The email was sent following Hey's rejection from the App Store.
What you need to know
- Apple endured controversy in 2020 over the rejection of Hey Email from its App Store.
- A lot of public press was generated at the time because of founder David Heinemeier Hansson's public reaction on Twitter.
- New internal emails from Apple claim he had a "personal penchant for drama".
Evidence in the Apple vs Epic Games trial this week reveals that Apple thought the founder and CTO of Basecamp and Hey Email, David Heinemeier Hansson, had a "personal penchant for drama".
Evidence included for Phil Schiller's testimony features an email thread from June 17, 2020, regarding Apple's rejection of Hey Email from the App Store because it didn't use in-app purchases. Specifically, it mentions John Gruber's Daring Fireball coverage and a stream of seemingly negative press generated at the time. The email, seen by iMore, features a list of news pieces including our own coverage of the saga at the time. From that report:
Yesterday, the creators of Basecamp launched a new email app called Hey Email that looks to approach email in a whole new way. Today, it looks like the app might be in jeopardy of being taken down from the App Store.
Reported by Protocol, the company was contacted by Apple earlier today saying that their update to their app was rejected and that they are required to offer in-app purchases for their service in order for the app to remain on the App Store.
David Heinemeier Hansson, the co-founder of Basecamp, tweeted out about the situation today, saying that he is "literally stunned".

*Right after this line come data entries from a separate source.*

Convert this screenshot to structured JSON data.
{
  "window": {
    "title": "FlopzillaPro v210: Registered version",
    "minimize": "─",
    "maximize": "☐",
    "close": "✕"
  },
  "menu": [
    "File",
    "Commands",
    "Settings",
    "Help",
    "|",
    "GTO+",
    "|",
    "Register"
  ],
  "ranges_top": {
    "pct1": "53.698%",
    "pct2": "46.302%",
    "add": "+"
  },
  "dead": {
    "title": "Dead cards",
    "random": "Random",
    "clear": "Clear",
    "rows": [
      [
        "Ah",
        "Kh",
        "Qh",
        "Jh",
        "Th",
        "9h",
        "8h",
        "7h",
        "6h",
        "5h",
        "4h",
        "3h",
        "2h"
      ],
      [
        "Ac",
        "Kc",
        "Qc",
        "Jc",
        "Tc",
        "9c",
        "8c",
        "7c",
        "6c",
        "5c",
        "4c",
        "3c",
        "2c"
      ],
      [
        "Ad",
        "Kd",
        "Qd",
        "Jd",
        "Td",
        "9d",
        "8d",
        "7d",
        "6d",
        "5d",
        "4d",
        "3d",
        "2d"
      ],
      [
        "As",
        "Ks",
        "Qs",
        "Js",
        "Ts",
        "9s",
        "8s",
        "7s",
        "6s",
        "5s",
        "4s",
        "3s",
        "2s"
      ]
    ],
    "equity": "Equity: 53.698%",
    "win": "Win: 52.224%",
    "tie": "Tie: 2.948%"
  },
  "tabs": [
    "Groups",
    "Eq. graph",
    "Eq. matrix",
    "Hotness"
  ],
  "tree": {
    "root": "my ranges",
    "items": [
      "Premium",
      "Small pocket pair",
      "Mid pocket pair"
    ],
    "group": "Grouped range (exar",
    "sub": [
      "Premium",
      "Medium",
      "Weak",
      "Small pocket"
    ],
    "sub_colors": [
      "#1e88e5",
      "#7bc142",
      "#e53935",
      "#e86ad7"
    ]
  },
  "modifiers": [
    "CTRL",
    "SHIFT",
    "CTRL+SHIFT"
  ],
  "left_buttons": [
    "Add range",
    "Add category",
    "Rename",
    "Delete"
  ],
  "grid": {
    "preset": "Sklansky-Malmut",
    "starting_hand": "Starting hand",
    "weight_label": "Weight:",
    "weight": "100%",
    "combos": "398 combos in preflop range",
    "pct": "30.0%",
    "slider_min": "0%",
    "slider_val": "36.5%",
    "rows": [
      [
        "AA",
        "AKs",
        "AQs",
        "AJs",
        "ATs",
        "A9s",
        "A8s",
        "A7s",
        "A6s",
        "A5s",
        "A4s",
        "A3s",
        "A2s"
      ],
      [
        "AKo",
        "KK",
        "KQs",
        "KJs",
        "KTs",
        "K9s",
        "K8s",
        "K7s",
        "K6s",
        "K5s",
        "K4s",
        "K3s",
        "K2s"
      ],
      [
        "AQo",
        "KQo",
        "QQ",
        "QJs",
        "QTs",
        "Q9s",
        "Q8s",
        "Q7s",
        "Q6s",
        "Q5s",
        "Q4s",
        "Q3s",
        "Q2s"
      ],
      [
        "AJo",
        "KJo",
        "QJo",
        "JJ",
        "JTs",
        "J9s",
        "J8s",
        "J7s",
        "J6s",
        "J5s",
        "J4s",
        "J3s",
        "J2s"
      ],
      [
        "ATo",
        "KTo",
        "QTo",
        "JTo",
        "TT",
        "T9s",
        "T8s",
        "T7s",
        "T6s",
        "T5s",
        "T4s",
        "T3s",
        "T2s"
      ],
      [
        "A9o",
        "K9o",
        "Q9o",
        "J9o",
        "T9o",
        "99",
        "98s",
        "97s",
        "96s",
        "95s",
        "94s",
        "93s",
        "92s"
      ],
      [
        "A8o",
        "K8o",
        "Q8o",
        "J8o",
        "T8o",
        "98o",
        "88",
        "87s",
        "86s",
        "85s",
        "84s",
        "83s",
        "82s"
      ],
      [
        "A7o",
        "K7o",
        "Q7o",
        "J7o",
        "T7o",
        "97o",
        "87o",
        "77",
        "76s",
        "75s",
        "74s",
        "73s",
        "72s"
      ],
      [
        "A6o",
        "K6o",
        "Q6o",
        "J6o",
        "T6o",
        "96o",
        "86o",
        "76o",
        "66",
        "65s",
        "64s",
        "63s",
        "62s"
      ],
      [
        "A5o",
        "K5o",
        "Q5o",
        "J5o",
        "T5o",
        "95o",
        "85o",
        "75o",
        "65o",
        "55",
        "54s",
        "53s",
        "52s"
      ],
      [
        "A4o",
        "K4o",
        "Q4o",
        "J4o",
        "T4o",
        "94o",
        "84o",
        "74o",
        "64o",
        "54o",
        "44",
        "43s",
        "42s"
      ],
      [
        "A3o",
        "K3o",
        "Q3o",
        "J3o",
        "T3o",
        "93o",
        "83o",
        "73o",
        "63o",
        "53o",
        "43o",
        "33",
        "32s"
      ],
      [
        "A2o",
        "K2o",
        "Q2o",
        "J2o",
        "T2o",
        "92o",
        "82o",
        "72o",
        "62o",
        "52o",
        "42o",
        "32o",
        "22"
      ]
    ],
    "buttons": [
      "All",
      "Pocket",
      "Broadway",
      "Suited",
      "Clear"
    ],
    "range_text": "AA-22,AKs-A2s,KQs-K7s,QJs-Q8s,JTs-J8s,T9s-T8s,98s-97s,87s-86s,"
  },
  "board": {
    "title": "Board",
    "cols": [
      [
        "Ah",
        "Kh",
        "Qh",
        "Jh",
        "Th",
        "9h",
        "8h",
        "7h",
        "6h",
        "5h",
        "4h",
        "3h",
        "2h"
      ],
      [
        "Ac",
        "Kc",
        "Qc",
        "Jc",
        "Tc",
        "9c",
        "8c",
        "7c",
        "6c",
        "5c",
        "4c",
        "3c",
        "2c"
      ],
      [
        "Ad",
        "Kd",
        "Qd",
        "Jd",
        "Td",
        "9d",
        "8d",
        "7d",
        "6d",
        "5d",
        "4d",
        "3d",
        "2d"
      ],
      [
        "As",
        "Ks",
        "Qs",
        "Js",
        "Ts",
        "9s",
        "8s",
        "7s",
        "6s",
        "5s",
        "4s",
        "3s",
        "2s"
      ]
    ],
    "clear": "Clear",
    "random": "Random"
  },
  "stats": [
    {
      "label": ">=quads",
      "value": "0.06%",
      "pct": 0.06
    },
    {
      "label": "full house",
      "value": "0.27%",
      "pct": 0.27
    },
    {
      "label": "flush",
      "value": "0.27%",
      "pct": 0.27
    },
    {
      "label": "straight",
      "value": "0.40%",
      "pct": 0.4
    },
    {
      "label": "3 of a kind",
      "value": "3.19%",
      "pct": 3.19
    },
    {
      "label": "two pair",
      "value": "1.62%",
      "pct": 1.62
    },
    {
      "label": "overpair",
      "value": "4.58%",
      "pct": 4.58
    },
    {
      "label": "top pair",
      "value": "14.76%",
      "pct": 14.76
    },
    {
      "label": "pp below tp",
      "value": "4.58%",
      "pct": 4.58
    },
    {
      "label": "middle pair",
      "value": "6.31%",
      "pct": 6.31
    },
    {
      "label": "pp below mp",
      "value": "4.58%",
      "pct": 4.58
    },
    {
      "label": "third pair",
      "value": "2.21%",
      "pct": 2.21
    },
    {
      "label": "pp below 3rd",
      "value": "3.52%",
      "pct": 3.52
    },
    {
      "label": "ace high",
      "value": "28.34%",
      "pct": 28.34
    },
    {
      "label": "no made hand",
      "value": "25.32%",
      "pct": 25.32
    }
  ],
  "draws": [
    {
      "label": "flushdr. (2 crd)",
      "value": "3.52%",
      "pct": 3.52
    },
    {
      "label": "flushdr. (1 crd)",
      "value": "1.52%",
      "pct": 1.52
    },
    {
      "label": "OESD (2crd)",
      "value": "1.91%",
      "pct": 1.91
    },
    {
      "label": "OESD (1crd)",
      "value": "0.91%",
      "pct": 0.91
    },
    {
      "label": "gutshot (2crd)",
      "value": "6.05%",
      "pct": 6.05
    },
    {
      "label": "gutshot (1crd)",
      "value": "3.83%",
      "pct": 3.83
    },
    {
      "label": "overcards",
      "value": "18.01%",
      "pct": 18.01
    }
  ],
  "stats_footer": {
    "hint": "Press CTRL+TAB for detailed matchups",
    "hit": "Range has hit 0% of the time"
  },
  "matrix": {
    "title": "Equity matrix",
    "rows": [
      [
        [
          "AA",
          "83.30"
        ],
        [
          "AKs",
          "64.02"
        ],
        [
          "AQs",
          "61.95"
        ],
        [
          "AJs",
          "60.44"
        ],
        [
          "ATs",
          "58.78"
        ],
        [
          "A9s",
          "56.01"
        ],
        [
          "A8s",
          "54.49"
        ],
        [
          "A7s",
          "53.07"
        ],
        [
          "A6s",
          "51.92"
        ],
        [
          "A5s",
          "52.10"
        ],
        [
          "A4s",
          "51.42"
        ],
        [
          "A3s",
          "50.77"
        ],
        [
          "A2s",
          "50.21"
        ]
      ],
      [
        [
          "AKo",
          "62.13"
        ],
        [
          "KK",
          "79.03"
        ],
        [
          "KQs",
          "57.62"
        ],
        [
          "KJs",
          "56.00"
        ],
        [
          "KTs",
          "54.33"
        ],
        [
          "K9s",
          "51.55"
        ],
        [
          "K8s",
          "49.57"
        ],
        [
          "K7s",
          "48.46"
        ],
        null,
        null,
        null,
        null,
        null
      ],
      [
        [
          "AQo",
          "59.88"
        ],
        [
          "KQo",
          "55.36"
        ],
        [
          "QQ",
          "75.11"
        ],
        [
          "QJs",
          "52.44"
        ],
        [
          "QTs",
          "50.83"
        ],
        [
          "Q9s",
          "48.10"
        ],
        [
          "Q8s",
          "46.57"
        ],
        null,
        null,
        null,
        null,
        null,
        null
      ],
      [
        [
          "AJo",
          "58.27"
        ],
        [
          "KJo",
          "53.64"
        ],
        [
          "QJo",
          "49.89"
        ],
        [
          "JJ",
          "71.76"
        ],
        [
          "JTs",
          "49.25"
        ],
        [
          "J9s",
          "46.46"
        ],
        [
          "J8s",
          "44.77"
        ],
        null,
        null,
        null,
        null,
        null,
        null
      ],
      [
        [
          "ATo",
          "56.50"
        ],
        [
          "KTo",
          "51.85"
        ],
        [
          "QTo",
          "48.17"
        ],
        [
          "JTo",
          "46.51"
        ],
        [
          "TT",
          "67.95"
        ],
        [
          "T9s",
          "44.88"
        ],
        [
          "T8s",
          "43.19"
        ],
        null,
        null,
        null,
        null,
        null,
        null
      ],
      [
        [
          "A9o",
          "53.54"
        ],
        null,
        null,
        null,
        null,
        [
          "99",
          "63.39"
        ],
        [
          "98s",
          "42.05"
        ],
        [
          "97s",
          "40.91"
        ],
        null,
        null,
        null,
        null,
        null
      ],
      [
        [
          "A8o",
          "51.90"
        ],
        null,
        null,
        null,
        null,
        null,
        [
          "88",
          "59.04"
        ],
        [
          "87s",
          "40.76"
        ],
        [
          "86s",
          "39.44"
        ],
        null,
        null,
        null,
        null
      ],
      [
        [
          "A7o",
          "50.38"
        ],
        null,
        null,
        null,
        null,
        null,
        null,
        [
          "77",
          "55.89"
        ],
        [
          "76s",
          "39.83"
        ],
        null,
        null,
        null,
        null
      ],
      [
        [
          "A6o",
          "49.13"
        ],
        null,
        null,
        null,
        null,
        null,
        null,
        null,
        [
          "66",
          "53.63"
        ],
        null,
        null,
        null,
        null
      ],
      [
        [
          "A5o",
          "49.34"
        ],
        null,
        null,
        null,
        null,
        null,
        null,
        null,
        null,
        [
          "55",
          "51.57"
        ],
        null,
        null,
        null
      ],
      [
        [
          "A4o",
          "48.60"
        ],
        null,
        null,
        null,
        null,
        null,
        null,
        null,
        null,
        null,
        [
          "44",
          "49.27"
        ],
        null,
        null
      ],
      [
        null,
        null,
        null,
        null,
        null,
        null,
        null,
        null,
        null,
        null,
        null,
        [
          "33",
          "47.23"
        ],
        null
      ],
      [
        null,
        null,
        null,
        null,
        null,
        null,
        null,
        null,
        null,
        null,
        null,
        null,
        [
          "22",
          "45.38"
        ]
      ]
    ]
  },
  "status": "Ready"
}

DHH launched a full scale Twitter denunciation of Apple stating "There is never in a million years a way that I am paying Apple a third of our revenues. That is obscene, and it's criminal, and I will spend every dollar that we have or ever make to burn this down until we get to somewhere better."
An email from Phil Schiller dated Wednesday, June 17 stated "we do want the app on the store if it will follow our guidelines to offer IAP" before noting "I don't think he will, but we should try."
Schiller noted the app shouldn't have been approved in the first place, and was speaking in response to an email from Apple's Fred Sainz, who stated:
Below please find a press coverage report with stories that Basecamp CTO David Heinemeier Hansson's (DHH) tweets have generated. Late this evening, Match Group and Tim Sweeney joined the gray, issuing statements and saying they were speaking with regulators.
Sainz goes on to say "with his issues unresolved (and a personal penchant for drama), the concern is that DHH is unlikely to let this go and will likely keep tweeting and stirring up controversy".
The email poses two solutions to "help stem the tide of negative coverage and chatter", either by telling Hey through the Resolution Center that Apple was approving the app and then working to resolve the IAP issue or by doing the same but through a "thoughtful letter that takes on his allegations."
The story was, at the time, a rather large precursor to the ongoing Epic Games vs Apple trial, raising publicly the issue of in-app purchases and Apple's iOS ecosystem now being put to the test in court.